Brain-Friendly Practices vs. Traditional School Policies
Classified in Psychology and Sociology
Written at on English with a size of 3.48 KB.
Traditional School Policies and Their Drawbacks:
- Zero-tolerance discipline policy: Doesn’t give adolescents the opportunity to learn from their mistakes and make better choices next time.
- Emotionally flat classroom climate: Ignores or suppresses the youthful exuberance of the limbic system, thus inhibiting potential positive linkages between the emotional brain and the prefrontal cortex.
- Ban on social media apps in the classroom: Limits a potentially useful medium through which peers can learn from one another.
- More homework, tougher requirements, and a longer school day: Creates stress that can impair mental and physical health at a time when the adolescent is particularly vulnerable to the negative impact of stress.
- Early start time for the school day: Exacerbates adolescent sleep deprivation, which can have brain-altering consequences and contribute to a range of behavior problems.
- Public posting of grades and test scores: Embarrasses students at a time in their lives when they are acutely sensitive to what their peers think of them.
- Locking students into a set program of college-preparatory courses: Prevents adolescents from sampling a variety of potential work and lifestyle choices and choosing elective courses that are interesting to them.
- Requiring students to declare a major or course of study in 9th grade or earlier: Has students make crucial life-altering decisions when their own decision-making capacities are still in the early stages of development.
- Elimination or shortening of recess, physical education programs, and physical activity in the classroom: Contributes to adolescent obesity (thus compounding problems regarding adolescents’ own self-images) and fails to take advantage of the neuroplastic cerebellum’s role in higher-order thinking.

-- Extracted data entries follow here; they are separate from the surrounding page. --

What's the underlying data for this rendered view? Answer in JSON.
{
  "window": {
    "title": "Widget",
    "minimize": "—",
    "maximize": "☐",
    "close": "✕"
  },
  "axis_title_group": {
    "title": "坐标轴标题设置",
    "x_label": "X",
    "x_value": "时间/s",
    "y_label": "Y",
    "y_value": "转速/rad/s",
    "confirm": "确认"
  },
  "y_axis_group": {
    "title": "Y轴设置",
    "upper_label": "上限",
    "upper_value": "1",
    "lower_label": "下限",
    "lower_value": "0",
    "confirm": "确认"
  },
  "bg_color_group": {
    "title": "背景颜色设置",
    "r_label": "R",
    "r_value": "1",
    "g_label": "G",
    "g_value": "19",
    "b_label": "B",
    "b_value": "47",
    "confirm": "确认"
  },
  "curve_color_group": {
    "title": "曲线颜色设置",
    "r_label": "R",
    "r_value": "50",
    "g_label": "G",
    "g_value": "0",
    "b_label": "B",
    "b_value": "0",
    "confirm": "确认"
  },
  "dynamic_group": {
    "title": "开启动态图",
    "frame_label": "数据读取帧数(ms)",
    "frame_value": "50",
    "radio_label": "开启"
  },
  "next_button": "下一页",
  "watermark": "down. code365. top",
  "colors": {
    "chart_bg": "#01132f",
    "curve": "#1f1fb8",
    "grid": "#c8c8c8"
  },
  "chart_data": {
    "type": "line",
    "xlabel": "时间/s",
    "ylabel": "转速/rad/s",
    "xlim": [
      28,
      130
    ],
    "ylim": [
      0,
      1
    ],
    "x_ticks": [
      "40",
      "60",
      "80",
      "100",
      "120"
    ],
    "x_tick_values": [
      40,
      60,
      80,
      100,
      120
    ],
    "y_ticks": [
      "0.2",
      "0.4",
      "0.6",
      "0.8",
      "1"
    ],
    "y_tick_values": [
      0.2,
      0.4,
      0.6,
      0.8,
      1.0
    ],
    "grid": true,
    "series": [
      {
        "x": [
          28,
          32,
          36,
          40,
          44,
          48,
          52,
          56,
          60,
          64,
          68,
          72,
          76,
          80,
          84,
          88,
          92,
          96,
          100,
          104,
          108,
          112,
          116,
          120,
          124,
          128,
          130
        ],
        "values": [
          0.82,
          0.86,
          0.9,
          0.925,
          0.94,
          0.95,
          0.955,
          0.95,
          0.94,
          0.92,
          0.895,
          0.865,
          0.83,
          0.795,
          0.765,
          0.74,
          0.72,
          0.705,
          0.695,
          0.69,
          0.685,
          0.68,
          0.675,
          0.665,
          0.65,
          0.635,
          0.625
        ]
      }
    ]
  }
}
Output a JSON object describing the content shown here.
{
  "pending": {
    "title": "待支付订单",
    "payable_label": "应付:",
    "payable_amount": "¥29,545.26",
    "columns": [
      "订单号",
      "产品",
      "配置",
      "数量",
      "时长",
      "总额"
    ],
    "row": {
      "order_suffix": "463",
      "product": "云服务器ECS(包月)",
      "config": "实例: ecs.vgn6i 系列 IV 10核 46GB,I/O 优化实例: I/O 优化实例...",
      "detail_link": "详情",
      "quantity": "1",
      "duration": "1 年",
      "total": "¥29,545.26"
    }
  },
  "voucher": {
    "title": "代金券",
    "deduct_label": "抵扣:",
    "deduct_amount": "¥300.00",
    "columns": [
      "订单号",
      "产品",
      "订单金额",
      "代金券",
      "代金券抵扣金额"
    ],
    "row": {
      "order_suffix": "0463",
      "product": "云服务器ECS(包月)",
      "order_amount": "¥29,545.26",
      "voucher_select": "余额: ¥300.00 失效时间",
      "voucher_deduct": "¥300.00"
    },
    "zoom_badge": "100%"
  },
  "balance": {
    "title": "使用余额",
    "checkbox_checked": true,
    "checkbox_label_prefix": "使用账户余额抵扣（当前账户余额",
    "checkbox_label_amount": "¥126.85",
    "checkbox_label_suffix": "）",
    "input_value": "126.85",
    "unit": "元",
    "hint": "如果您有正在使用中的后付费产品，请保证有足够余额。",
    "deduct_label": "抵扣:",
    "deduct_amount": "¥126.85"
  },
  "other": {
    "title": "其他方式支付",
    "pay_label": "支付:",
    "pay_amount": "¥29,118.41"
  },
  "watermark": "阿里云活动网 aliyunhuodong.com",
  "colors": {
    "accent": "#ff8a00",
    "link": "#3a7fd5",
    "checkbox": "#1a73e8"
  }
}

- Teacher-centered, lecture-based, textbook-driven curriculum: Stifles key aspects of adolescent brain development, including the need for peer interaction, self-actualization, decision-making opportunities, creative expression, and emotionally salient learning activities.
Brain-Friendly Alternatives:
- Opportunities to choose: Helps adolescents make less risky and more sensible decisions in life.
- Self-awareness activities: Assists adolescents in defining their still-developing sense of identity.
- Peer learning connections: Capitalizes on adolescents’ preference for hanging out with peers.
- Affective learning: Integrates the emotional brain (limbic system) with the rational areas of the brain (prefrontal cortex).
- Learning through the body: Capitalizes on the highly plastic cerebellum by providing physical learning that teaches higher-order skills.
- Metacognitive strategies: Takes advantage of the adolescent’s emerging capacity for formal operational thinking (“thinking about thinking”).
- Expressive arts activities: Channels burgeoning adolescent emotional energies into thoughtful and socially appropriate artistic products and processes.
- Real-world experiences: Gives adolescents an opportunity to practice executive functions under conditions of “hot” cognition.